Oppositely, I want normal psionics that use normal 5e mechanics and normal medieval flavor. I am tired of D&D having a psionic ghetto. I want mainstream psionics that are in the anniversary edition core books and suitable for any prominent D&D setting. I dislike psionics whose weird mechanics would break 5e - or be subpar compared to other fullcasters! - and whose weird flavor will never see future support.

I want normal magic that a mind can do.
You're looking for Occult magic in Pathfinder (as of 2e) technically, it compresses the magic of the mind and soul into the normal magic system, but as its own spell list and category alongside arcane, primal, and divine.
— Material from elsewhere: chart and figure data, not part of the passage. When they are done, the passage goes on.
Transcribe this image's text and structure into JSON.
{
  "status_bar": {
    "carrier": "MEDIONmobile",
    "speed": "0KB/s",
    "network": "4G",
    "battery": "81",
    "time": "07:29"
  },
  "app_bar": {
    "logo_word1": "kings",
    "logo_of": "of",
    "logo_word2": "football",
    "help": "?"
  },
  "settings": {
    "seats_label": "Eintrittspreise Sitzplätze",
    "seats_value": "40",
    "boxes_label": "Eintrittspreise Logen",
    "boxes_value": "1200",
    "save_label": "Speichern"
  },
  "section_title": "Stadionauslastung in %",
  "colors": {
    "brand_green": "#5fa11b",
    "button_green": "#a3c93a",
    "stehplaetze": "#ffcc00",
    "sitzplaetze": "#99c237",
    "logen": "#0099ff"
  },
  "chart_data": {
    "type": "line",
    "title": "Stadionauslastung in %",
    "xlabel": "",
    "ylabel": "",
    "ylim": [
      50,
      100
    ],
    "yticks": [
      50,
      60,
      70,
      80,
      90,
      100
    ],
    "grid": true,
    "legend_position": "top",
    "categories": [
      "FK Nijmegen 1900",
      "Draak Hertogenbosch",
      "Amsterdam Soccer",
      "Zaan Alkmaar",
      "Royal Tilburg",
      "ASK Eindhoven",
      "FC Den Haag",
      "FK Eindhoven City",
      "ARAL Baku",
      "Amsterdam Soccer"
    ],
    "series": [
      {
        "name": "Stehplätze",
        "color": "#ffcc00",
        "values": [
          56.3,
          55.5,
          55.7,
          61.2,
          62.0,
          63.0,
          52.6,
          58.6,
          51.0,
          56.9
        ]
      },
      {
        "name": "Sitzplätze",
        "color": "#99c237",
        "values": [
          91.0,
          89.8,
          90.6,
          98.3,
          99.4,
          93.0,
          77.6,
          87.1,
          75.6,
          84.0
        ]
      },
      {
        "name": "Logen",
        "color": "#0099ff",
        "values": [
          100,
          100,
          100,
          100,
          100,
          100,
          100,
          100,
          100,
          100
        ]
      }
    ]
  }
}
It still uses spell slots and stuff, and is fully integrated into the magic system in the world.

There's a great in-universe essay in secrets of magic that delves into its true nature and why its different, but how it works, and the flavor is all massaged to fit just fine, its the 'weird stuff' hags do and that the lovecraft stuff runs off of-- but in reality its like the magic of belief and narrative and the connections between things. Its less rigorous than Arcane because its so heavily influenced by the emotions, thoughts, and beliefs of the caster but it also touches a very different part of the universe.

You have Psychics coming out, but Bards are naturally Occult as well, and some Witch Patrons, and some Sorcerer Bloodlines, and some Summoner Eidolons are Occult. My personal favorite Occult thing is the high level Dream Council spell that lets you gather people from across the planet in their dreams to have a conference.
 

So even in 4e, the fact that there was a psi point system attached to the powers helped a lot to give it that sense of being its own thing.
4e has the best conceptual space for psionics. There are different power sources, and psionic is one of them: psionic, arcane, primal, and divine, even martial.

I guess the weird mechanics is why never really hot into the 4e psionic classes.